A full discussion of this would take us far away from a discrete math class, but let's at least provide the basic definitions. A subset $S\subset \rats$ of the rationals is called a cut (also, a Dedekind cut), if it satisfies the following properties:

1. $\emptyset\neq S\neq \rats\text{,}$ i.e, $S$ is a proper non-empty subset of $\rats\text{.}$

2. $x\in S$ and $y\lt x$ in $\rats$ implies $y\in S\text{,}$ for all $x,y\in \rats\text{.}$

3. For every $x\in S\text{,}$ there exists $y\in S$ with $x\lt y\text{,}$ i.e., $S$ has no greatest element.
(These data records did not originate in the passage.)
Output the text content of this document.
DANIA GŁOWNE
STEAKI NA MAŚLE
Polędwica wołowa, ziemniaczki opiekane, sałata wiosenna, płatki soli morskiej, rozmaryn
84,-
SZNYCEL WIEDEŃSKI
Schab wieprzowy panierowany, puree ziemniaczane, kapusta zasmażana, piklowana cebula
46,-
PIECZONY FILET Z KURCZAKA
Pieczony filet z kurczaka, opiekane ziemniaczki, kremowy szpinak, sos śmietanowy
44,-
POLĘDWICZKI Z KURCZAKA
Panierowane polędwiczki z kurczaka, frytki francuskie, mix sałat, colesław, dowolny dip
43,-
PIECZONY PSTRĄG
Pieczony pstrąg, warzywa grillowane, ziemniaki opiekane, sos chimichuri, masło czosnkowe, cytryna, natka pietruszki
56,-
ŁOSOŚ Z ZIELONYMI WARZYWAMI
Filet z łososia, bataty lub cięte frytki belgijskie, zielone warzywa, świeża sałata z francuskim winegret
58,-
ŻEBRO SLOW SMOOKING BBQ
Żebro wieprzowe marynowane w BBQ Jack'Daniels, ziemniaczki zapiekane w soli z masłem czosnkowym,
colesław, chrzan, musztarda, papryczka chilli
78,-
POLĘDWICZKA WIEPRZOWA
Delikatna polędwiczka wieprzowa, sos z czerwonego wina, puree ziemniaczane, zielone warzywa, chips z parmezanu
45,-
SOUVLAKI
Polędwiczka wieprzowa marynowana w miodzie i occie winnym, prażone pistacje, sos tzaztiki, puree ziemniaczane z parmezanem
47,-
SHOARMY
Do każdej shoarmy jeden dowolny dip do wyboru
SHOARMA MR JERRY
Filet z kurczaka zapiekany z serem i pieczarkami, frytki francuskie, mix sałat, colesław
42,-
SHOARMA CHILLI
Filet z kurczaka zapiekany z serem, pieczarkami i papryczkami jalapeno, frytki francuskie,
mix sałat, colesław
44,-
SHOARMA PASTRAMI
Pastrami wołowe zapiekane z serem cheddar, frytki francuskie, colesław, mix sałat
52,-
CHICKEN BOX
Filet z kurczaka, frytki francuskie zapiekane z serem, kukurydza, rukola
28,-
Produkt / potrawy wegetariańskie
Cuts are also called real numbers, so a real number is a particular kind of set of rational numbers. For every rational number $q\text{,}$ the set $\bar{q}= \{p\in \rats: p\lt q\}$ is a cut. Such cuts are called rational cuts. Inside the reals, the rational cuts behave just like the rational numbers and via the map $h(q)=\bar{q}\text{,}$ we abuse notation again (we are getting used to this) and say that the rational numbers are a subset of the real numbers.

But there are cuts which are not rational. Here is one: $\{p\in \rats: p\le 0\}\cup \{p\in \rats: p^2\lt 2\}\text{.}$ The fact that this cut is not rational depends on the familiar proof that there is no rational $q$ for which $q^2=2\text{.}$

The operation of addition on cuts is defined in the natural way. If $S$ and $T$ are cuts, set $S+T=\{s+t:s\in S, t\in T\}\text{.}$ Order on cuts is defined in terms of inclusion, i.e., $S\lt T$ if and only if $S\subsetneq T\text{.}$ A cut is positive if it is greater than $\bar{0}\text{.}$ When $S$ and $T$ are positive cuts, the product $ST$ is defined by

\begin{equation*} ST= \bar{0}\cup\{st:s\in S, t\in T, s\ge0, t\ge 0\}. \end{equation*}

One can easily show that there is a real number $r$ so that $r^2=\bar{2}\text{.}$ You may be surprised, but perhaps not, to learn that this real number is denoted $\sqrt2\text{.}$

There are many other wonders to this story, but enough for one day.